La Brihad Aranyaka met en évidence le lien intime, substantiel, entre la vie et l’eau :
« Les eaux sont miel pour tous les êtres, et pour les eaux tous les êtres sont miel », le miel étant conçu comme une substance nutritive par excellence.

•    Eau vivante –sonore
   La racine sanscrite SR qui signifie ruisseler, s’écouler, a donné ces mots bien connus : sara, l’écoulement du fleuve (samsâra, fleuve du devenir, ruissellement de l’existence, non seulement dans l’espace d’une vie, mais bien au-delà parce qu’il s’agit du « retour » dans le cycle infini des existences) ; sari, la rivière, le Gange par excellence, et le vêtement fluide dont se revêtent les femmes ; Sarasvati, déesse du flot de la parole et, à l’origine, la déesse des rivières.
   L’eau symbolise également l’éphémère de toute existence. « La vie, une goutte de rosée, une bulle à la surface de l’eau, un torrent qui dévale la montagne emportant tout sur son passage, la trace faite par un bâton dans l’eau », dit l’Anuttara Nikaya, texte bouddhique.
   Un autre texte du bouddhisme ancien, exprime la même prise de conscience : il évoque la vie comme une rivière impétueuse et profonde, dont les deux rives sont glissantes et le milieu insondable.
   La racine UND a donné onde, ondoyer, hydre, hydrographique.
   VARSH qui signifie verser a donné le mot varsha : la pluie et les moussons, mais aussi celle qui verse, le Gange qui s’écoule sur la terre et qu’il est important d’évoquer afin de le rendre propice et qu’il ne dévaste pas la terre et les moissons par son puissant déferlement.
   De NAD, qui signifie résonner, dérive nada, le son mais aussi nadi, les rivières. NAD et NAND ont une étymologie commune, or NAND signifie se réjouir (ananda, béatitude).

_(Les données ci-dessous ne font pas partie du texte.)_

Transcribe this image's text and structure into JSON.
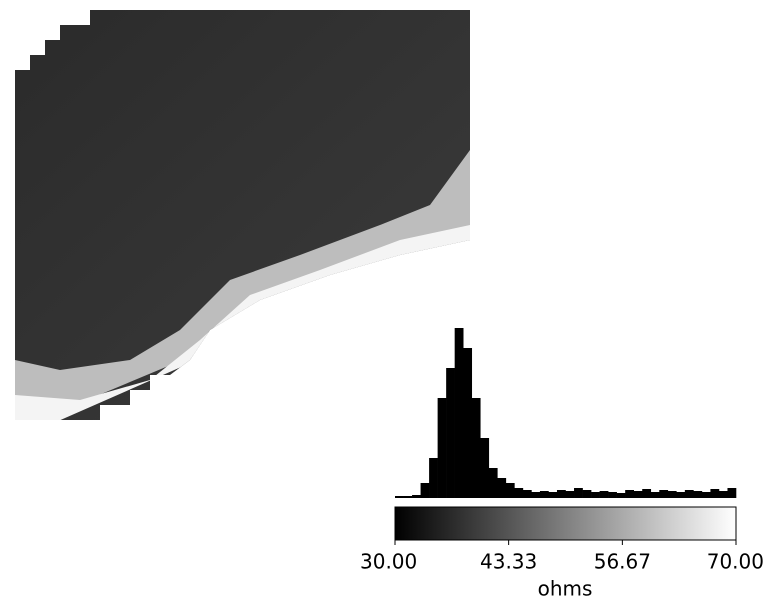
{
  "chart_data": {
    "type": "histogram",
    "bins": [
      30,
      31,
      32,
      33,
      34,
      35,
      36,
      37,
      38,
      39,
      40,
      41,
      42,
      43,
      44,
      45,
      46,
      47,
      48,
      49,
      50,
      51,
      52,
      53,
      54,
      55,
      56,
      57,
      58,
      59,
      60,
      61,
      62,
      63,
      64,
      65,
      66,
      67,
      68,
      69,
      70
    ],
    "values": [
      2,
      2,
      3,
      15,
      40,
      100,
      130,
      170,
      150,
      100,
      60,
      30,
      20,
      15,
      10,
      8,
      6,
      7,
      6,
      8,
      7,
      10,
      8,
      6,
      7,
      6,
      5,
      8,
      7,
      9,
      6,
      8,
      7,
      6,
      8,
      7,
      6,
      9,
      7,
      10
    ],
    "color": "#000000",
    "xlim": [
      30,
      70
    ],
    "xticks": [
      {
        "value": 30,
        "label": "30.00"
      },
      {
        "value": 43.33,
        "label": "43.33"
      },
      {
        "value": 56.67,
        "label": "56.67"
      },
      {
        "value": 70,
        "label": "70.00"
      }
    ],
    "xlabel": "ohms"
  }
}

De fait, le concept de joie est très présent dans la métaphysique de l’Inde puisque l’absolu est conçu comme « être, conscience et béatitude », sat cid ânanda.
   Un passage du Matsya (poisson) Purana met au premier plan la joie en évoquant le Gange : « Les dieux t’appellent la réjouissante, le parterre de lotus, la procréatrice, celle dont le corps est l’univers, l’immortelle, la bienfaisante, la protectrice du savoir, la très apaisante, voilà tes saints noms ». Nand exprime la joie à l’instar du murmure de l’eau, toujours joyeux.

 

Eau-passage
   L’eau, en tant que passage et métamorphose, fait passer au-delà de ce qui est en mouvement, et ramène à la source de la vie. Le rite y contribue. Cela est exprimé par tîrtha, le gué sacré, qui vient de la racine TR, traverser, qui a donné dans les langues qui nous sont proches, tra, trans. L’hindou se recueille dans l’eau, s’immerge dans l’eau. Il se réapproprie la puissance de vie originelle, une fois immergé dans le Gange. Trois images sont à retenir dans la métaphysique de l’Inde, sur ce thème de l’eau comme passage et surtout de passage survenant à l’intérieur de soi-même vers une métamorphose :
- La remontée vers la source, c’est-à-dire coïncider avec son origine.
- Le passage vers l’autre rive, qui signifie surmonter, passer au-delà des tourbillons de l’existence.
- Le fleuve qui se jette dans l’océan pour retrouver l’unité, une fois les multiples courants fondus dans une même eau.

 

Conclusion

   Il est toujours étonnant de découvrir comment des textes plusieurs fois millénaires ont pu formuler de façon si intuitive et imagée le mystère de la vie. À travers l’élément « eau », métaphore de la vie sous tous ses aspects, positifs et négatifs, l’Inde ancienne conçoit l’univers comme une globalité, et prend conscience du cycle cosmique de l’eau. Ainsi l’eau relie le mythe et la réalité.
   En conclusion de ce bref parcours parmi les mots et images de l’eau, citons le terme sanscrit rahi signifiant à la fois le trésor, l’eau, l’humidité, le suc et le nectar, et rassemblant aussi toutes les vertus du Gange, figure mythique essentielle de l’Inde.